BALF was collected from four patients with ARDS caused by severe pneumonia and four healthy subjects. CircRNA expression profile was obtained by microarray analysis in BALF exosomes of the discovery cohort. The differentially expressed circRNAs in BALF exosomes were verified by real-time quantitative PCR (RT-qPCR) and underwent competitive endogenous RNA (ceRNA) network construction and functional enrichment analysis.
A total of 629 circRNAs were differentially expressed in BALF exosomes between ARDS patients and healthy subjects. Nine differentially expressed circRNAs were validated by RT-qPCR, and seven were consistent with the results of microarray analysis. CeRNA network analysis was performed for hsa_circRNA_002809, hsa_circRNA_042882, and hsa_circRNA_104034. Functional enrichment analysis showed that the target genes were mainly associated with hypoxia-induced damage, inflammatory response, and the HIF-1 signaling pathway. Hsa_circRNA_042882 and hsa_circRNA_104034 can be regarded as promising diagnostic biomarkers for patients with ARDS caused by severe pneumonia, with remarkable sensitivity and specificity of the area under the curve of 0.8050 and 1 or 0.835 and 0.799, respectively.
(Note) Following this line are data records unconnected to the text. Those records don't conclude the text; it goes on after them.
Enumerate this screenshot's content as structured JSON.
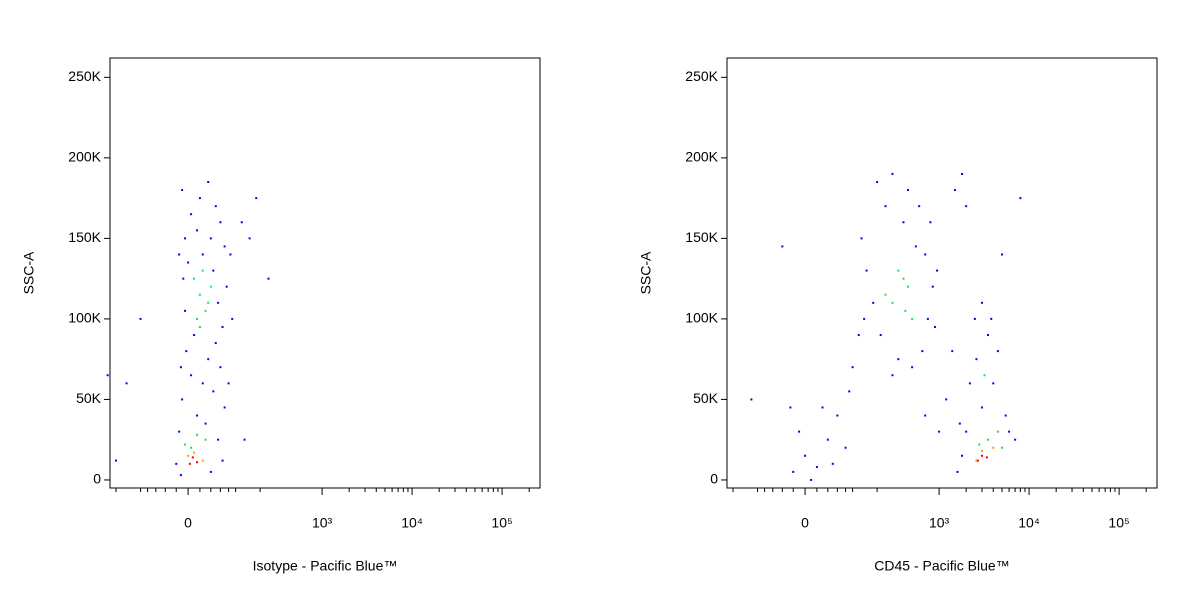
{
  "chart_data": [
    {
      "type": "scatter",
      "xlabel": "Isotype - Pacific Blue™",
      "ylabel": "SSC-A",
      "xscale": "biexponential",
      "xlim": [
        -235,
        263600
      ],
      "ylim": [
        -5000,
        262000
      ],
      "xticks": [
        0,
        {
          "value": 1000,
          "label": "10³"
        },
        {
          "value": 10000,
          "label": "10⁴"
        },
        {
          "value": 100000,
          "label": "10⁵"
        }
      ],
      "xminorticks": [
        -200,
        -100,
        -80,
        -60,
        -40,
        -20,
        20,
        40,
        60,
        80,
        100,
        200,
        2000,
        3000,
        4000,
        5000,
        6000,
        7000,
        8000,
        9000,
        20000,
        30000,
        40000,
        50000,
        60000,
        70000,
        80000,
        90000,
        200000
      ],
      "yticks": [
        0,
        {
          "value": 50000,
          "label": "50K"
        },
        {
          "value": 100000,
          "label": "100K"
        },
        {
          "value": 150000,
          "label": "150K"
        },
        {
          "value": 200000,
          "label": "200K"
        },
        {
          "value": 250000,
          "label": "250K"
        }
      ],
      "series": [
        {
          "color": "#0000ff",
          "x": [
            -10,
            20,
            35,
            5,
            50,
            15,
            -5,
            40,
            60,
            25,
            70,
            0,
            45,
            -8,
            75,
            55,
            -5,
            65,
            10,
            50,
            -3,
            35,
            60,
            5,
            25,
            45,
            -10,
            70,
            15,
            30,
            -15,
            55,
            -20,
            65,
            40,
            -12,
            120,
            180,
            150,
            250,
            -150,
            -100,
            -250,
            130,
            -200,
            85,
            90,
            80,
            -15,
            -12
          ],
          "y": [
            180000,
            175000,
            185000,
            165000,
            170000,
            155000,
            150000,
            150000,
            160000,
            140000,
            145000,
            135000,
            130000,
            125000,
            120000,
            110000,
            105000,
            95000,
            90000,
            85000,
            80000,
            75000,
            70000,
            65000,
            60000,
            55000,
            50000,
            45000,
            40000,
            35000,
            30000,
            25000,
            10000,
            12000,
            5000,
            3000,
            160000,
            175000,
            150000,
            125000,
            60000,
            100000,
            65000,
            25000,
            12000,
            140000,
            100000,
            60000,
            140000,
            70000
          ]
        },
        {
          "color": "#22dd55",
          "x": [
            20,
            30,
            10,
            40,
            15,
            35,
            25,
            5,
            30,
            15,
            -5,
            20
          ],
          "y": [
            115000,
            105000,
            125000,
            120000,
            100000,
            110000,
            130000,
            20000,
            25000,
            28000,
            22000,
            95000
          ]
        },
        {
          "color": "#ff9900",
          "x": [
            10,
            25,
            0
          ],
          "y": [
            17000,
            12000,
            15000
          ]
        },
        {
          "color": "#ff0000",
          "x": [
            8,
            15,
            3
          ],
          "y": [
            14000,
            11000,
            10000
          ]
        }
      ]
    },
    {
      "type": "scatter",
      "xlabel": "CD45 - Pacific Blue™",
      "ylabel": "SSC-A",
      "xscale": "biexponential",
      "xlim": [
        -235,
        263600
      ],
      "ylim": [
        -5000,
        262000
      ],
      "xticks": [
        0,
        {
          "value": 1000,
          "label": "10³"
        },
        {
          "value": 10000,
          "label": "10⁴"
        },
        {
          "value": 100000,
          "label": "10⁵"
        }
      ],
      "xminorticks": [
        -200,
        -100,
        -80,
        -60,
        -40,
        -20,
        20,
        40,
        60,
        80,
        100,
        200,
        2000,
        3000,
        4000,
        5000,
        6000,
        7000,
        8000,
        9000,
        20000,
        30000,
        40000,
        50000,
        60000,
        70000,
        80000,
        90000,
        200000
      ],
      "yticks": [
        0,
        {
          "value": 50000,
          "label": "50K"
        },
        {
          "value": 100000,
          "label": "100K"
        },
        {
          "value": 150000,
          "label": "150K"
        },
        {
          "value": 200000,
          "label": "200K"
        },
        {
          "value": 250000,
          "label": "250K"
        }
      ],
      "series": [
        {
          "color": "#0000ff",
          "x": [
            130,
            200,
            300,
            450,
            600,
            800,
            150,
            250,
            700,
            850,
            180,
            900,
            350,
            500,
            650,
            220,
            750,
            140,
            400,
            550,
            300,
            950,
            -20,
            0,
            20,
            40,
            60,
            -10,
            80,
            10,
            30,
            -25,
            90,
            50,
            1200,
            1000,
            700,
            1500,
            1800,
            2000,
            2500,
            1400,
            120,
            100,
            -40,
            -120,
            1600,
            2000,
            3000,
            4000,
            4500,
            3500,
            2600,
            5500,
            6000,
            7000,
            1800,
            2200,
            5000,
            3000,
            8000,
            3800,
            1700
          ],
          "y": [
            150000,
            185000,
            190000,
            180000,
            170000,
            160000,
            130000,
            170000,
            140000,
            120000,
            110000,
            95000,
            75000,
            70000,
            80000,
            90000,
            100000,
            100000,
            160000,
            145000,
            65000,
            130000,
            5000,
            15000,
            8000,
            25000,
            40000,
            30000,
            20000,
            0,
            45000,
            45000,
            55000,
            10000,
            50000,
            30000,
            40000,
            180000,
            190000,
            170000,
            100000,
            80000,
            90000,
            70000,
            145000,
            50000,
            5000,
            30000,
            45000,
            60000,
            80000,
            90000,
            75000,
            40000,
            30000,
            25000,
            15000,
            60000,
            140000,
            110000,
            175000,
            100000,
            35000
          ]
        },
        {
          "color": "#22dd55",
          "x": [
            350,
            450,
            300,
            500,
            400,
            250,
            420,
            3500,
            4500,
            2800,
            5000,
            3200
          ],
          "y": [
            130000,
            120000,
            110000,
            100000,
            125000,
            115000,
            105000,
            25000,
            30000,
            22000,
            20000,
            65000
          ]
        },
        {
          "color": "#ff9900",
          "x": [
            3000,
            4000,
            2600
          ],
          "y": [
            18000,
            20000,
            12000
          ]
        },
        {
          "color": "#ff0000",
          "x": [
            3000,
            2700,
            3400
          ],
          "y": [
            15000,
            12000,
            14000
          ]
        }
      ]
    }
  ]
}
This study obtained circRNA expression profiles of ARDS patients, and hsa_circRNA_042882 and hsa_circRNA_104034 were regarded as promising diagnostic biomarkers for patients with ARDS caused by severe pneumonia.
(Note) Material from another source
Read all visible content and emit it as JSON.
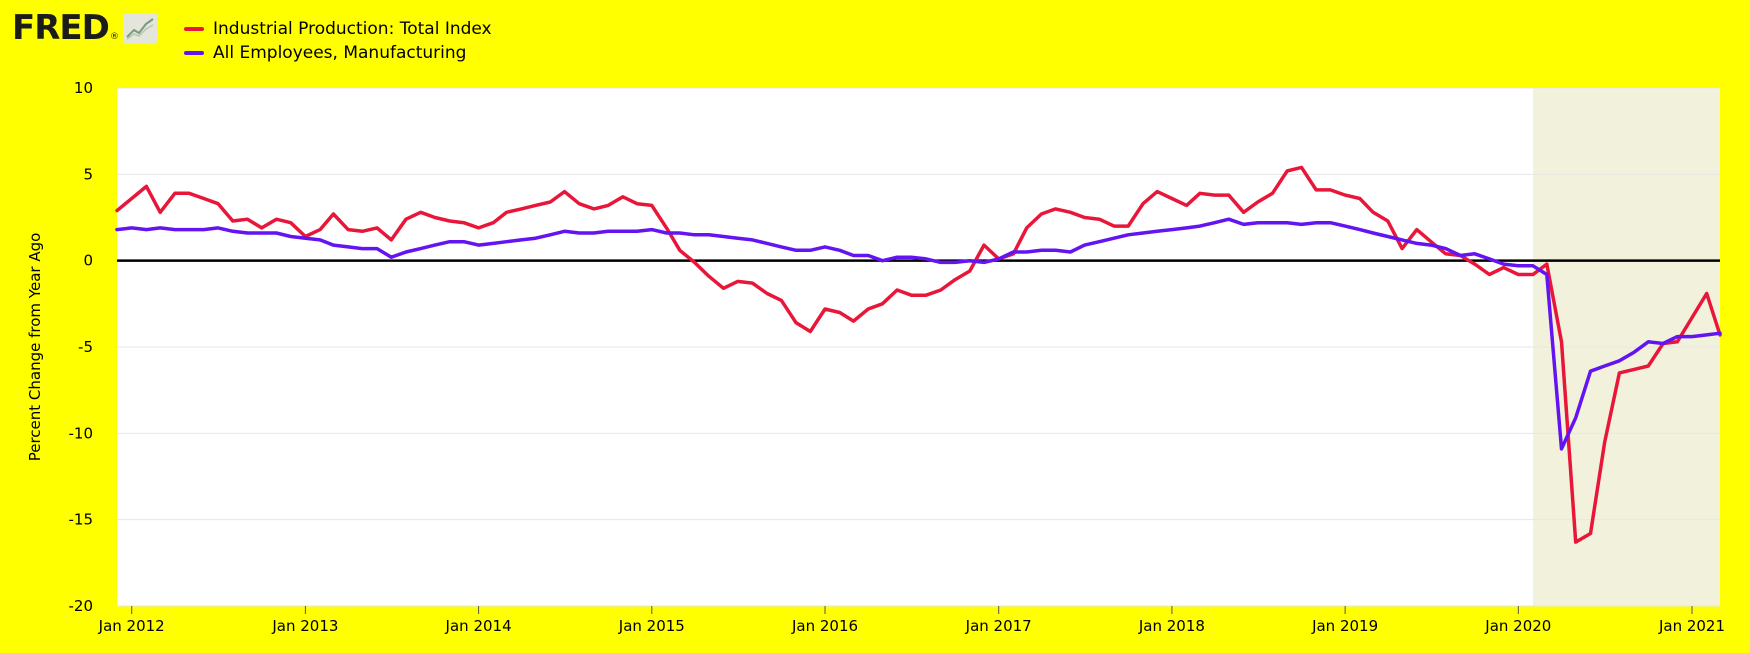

针对严重肺炎导致急性呼吸窘迫综合征(ARDS)患者支气管肺泡灌洗液(BALF)外泌体中的环状 RNA(circRNA)进行的转录组学研究鲜有报道。本研究旨在筛选和验证严重肺炎导致的 ARDS 患者 BALF 外泌体中异常表达的 circRNAs,然后评估这些 circRNAs 对 ARDS 的诊断价值。
收集 4 例严重肺炎导致的 ARDS 患者和 4 例健康对照者的 BALF。通过微阵列分析获取发现队列中 BALF 外泌体的 circRNA 表达谱。通过实时定量 PCR(RT-qPCR)验证 BALF 外泌体中差异表达的 circRNAs,并进行竞争性内源性 RNA(ceRNA)网络构建和功能富集分析。
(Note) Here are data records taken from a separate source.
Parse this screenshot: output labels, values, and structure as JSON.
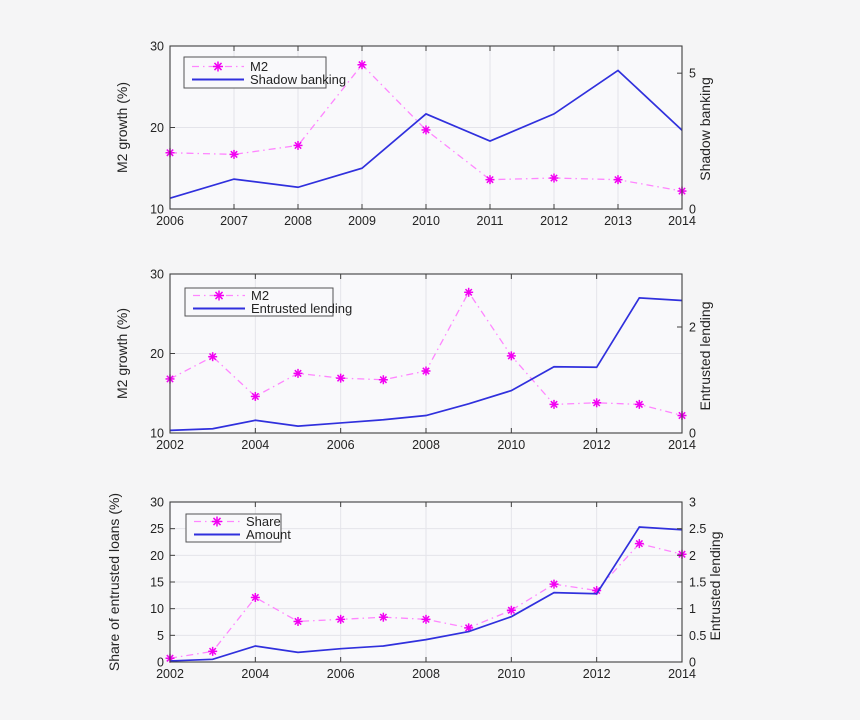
{
  "colors": {
    "background": "#f5f5f6",
    "plot_fill": "#f9f9fb",
    "grid": "#e4e4ea",
    "axis": "#3f3f3f",
    "tick_text": "#242424",
    "label_text": "#1a1a1a",
    "legend_border": "#545454",
    "magenta_marker": "#f200f2",
    "magenta_line": "#ff85ff",
    "blue_line": "#3030dd"
  },
  "chart_data": [
    {
      "type": "line",
      "title": "",
      "x": [
        2006,
        2007,
        2008,
        2009,
        2010,
        2011,
        2012,
        2013,
        2014
      ],
      "xlim": [
        2006,
        2014
      ],
      "xticks": [
        2006,
        2007,
        2008,
        2009,
        2010,
        2011,
        2012,
        2013,
        2014
      ],
      "ylabel_left": "M2 growth (%)",
      "ylabel_right": "Shadow banking",
      "ylim_left": [
        10,
        30
      ],
      "yticks_left": [
        10,
        20,
        30
      ],
      "ylim_right": [
        0,
        6
      ],
      "yticks_right": [
        0,
        5
      ],
      "grid": true,
      "legend_position": "top-left",
      "series": [
        {
          "name": "M2",
          "axis": "left",
          "style": "dash-dot",
          "marker": "asterisk",
          "marker_color": "#f200f2",
          "line_color": "#ff85ff",
          "values": [
            16.9,
            16.7,
            17.8,
            27.7,
            19.7,
            13.6,
            13.8,
            13.6,
            12.2
          ]
        },
        {
          "name": "Shadow banking",
          "axis": "right",
          "style": "solid",
          "marker": "none",
          "line_color": "#3030dd",
          "values": [
            0.4,
            1.1,
            0.8,
            1.5,
            3.5,
            2.5,
            3.5,
            5.1,
            2.9
          ]
        }
      ]
    },
    {
      "type": "line",
      "title": "",
      "x": [
        2002,
        2003,
        2004,
        2005,
        2006,
        2007,
        2008,
        2009,
        2010,
        2011,
        2012,
        2013,
        2014
      ],
      "xlim": [
        2002,
        2014
      ],
      "xticks": [
        2002,
        2004,
        2006,
        2008,
        2010,
        2012,
        2014
      ],
      "ylabel_left": "M2 growth (%)",
      "ylabel_right": "Entrusted lending",
      "ylim_left": [
        10,
        30
      ],
      "yticks_left": [
        10,
        20,
        30
      ],
      "ylim_right": [
        0,
        3
      ],
      "yticks_right": [
        0,
        2
      ],
      "grid": true,
      "legend_position": "top-left",
      "series": [
        {
          "name": "M2",
          "axis": "left",
          "style": "dash-dot",
          "marker": "asterisk",
          "marker_color": "#f200f2",
          "line_color": "#ff85ff",
          "values": [
            16.8,
            19.6,
            14.6,
            17.5,
            16.9,
            16.7,
            17.8,
            27.7,
            19.7,
            13.6,
            13.8,
            13.6,
            12.2
          ]
        },
        {
          "name": "Entrusted lending",
          "axis": "right",
          "style": "solid",
          "marker": "none",
          "line_color": "#3030dd",
          "values": [
            0.05,
            0.08,
            0.24,
            0.13,
            0.19,
            0.25,
            0.33,
            0.55,
            0.8,
            1.25,
            1.24,
            2.55,
            2.5
          ]
        }
      ]
    },
    {
      "type": "line",
      "title": "",
      "x": [
        2002,
        2003,
        2004,
        2005,
        2006,
        2007,
        2008,
        2009,
        2010,
        2011,
        2012,
        2013,
        2014
      ],
      "xlim": [
        2002,
        2014
      ],
      "xticks": [
        2002,
        2004,
        2006,
        2008,
        2010,
        2012,
        2014
      ],
      "ylabel_left": "Share of entrusted loans (%)",
      "ylabel_right": "Entrusted lending",
      "ylim_left": [
        0,
        30
      ],
      "yticks_left": [
        0,
        5,
        10,
        15,
        20,
        25,
        30
      ],
      "ylim_right": [
        0,
        3
      ],
      "yticks_right": [
        0,
        0.5,
        1,
        1.5,
        2,
        2.5,
        3
      ],
      "grid": true,
      "legend_position": "top-left",
      "series": [
        {
          "name": "Share",
          "axis": "left",
          "style": "dash-dot",
          "marker": "asterisk",
          "marker_color": "#f200f2",
          "line_color": "#ff85ff",
          "values": [
            0.7,
            2.0,
            12.1,
            7.6,
            8.0,
            8.4,
            8.0,
            6.4,
            9.7,
            14.6,
            13.4,
            22.2,
            20.2
          ]
        },
        {
          "name": "Amount",
          "axis": "right",
          "style": "solid",
          "marker": "none",
          "line_color": "#3030dd",
          "values": [
            0.02,
            0.05,
            0.3,
            0.18,
            0.25,
            0.3,
            0.42,
            0.57,
            0.85,
            1.3,
            1.28,
            2.53,
            2.48
          ]
        }
      ]
    }
  ]
}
ARDS 患者与健康对照者 BALF 外泌体中共有 629 个 circRNA 差异表达。通过 RT-qPCR 验证了 9 个差异表达的 circRNAs,其中 7 个与微阵列分析结果一致。对 hsa_circRNA_002809、hsa_circRNA_042882 和 hsa_circRNA_104034 进行了 ceRNA 网络分析。功能富集分析表明,这些靶基因主要与缺氧诱导损伤、炎症反应和 HIF-1 信号通路有关。hsa_circRNA_042882 和 hsa_circRNA_104034 可作为严重肺炎导致 ARDS 患者有前途的诊断生物标志物,曲线下面积的敏感性和特异性分别为 0.8050 和 1 或 0.835 和 0.799。
本研究获得了 ARDS 患者的 circRNA 表达谱,hsa_circRNA_042882 和 hsa_circRNA_104034 可作为严重肺炎导致 ARDS 患者有前途的诊断生物标志物。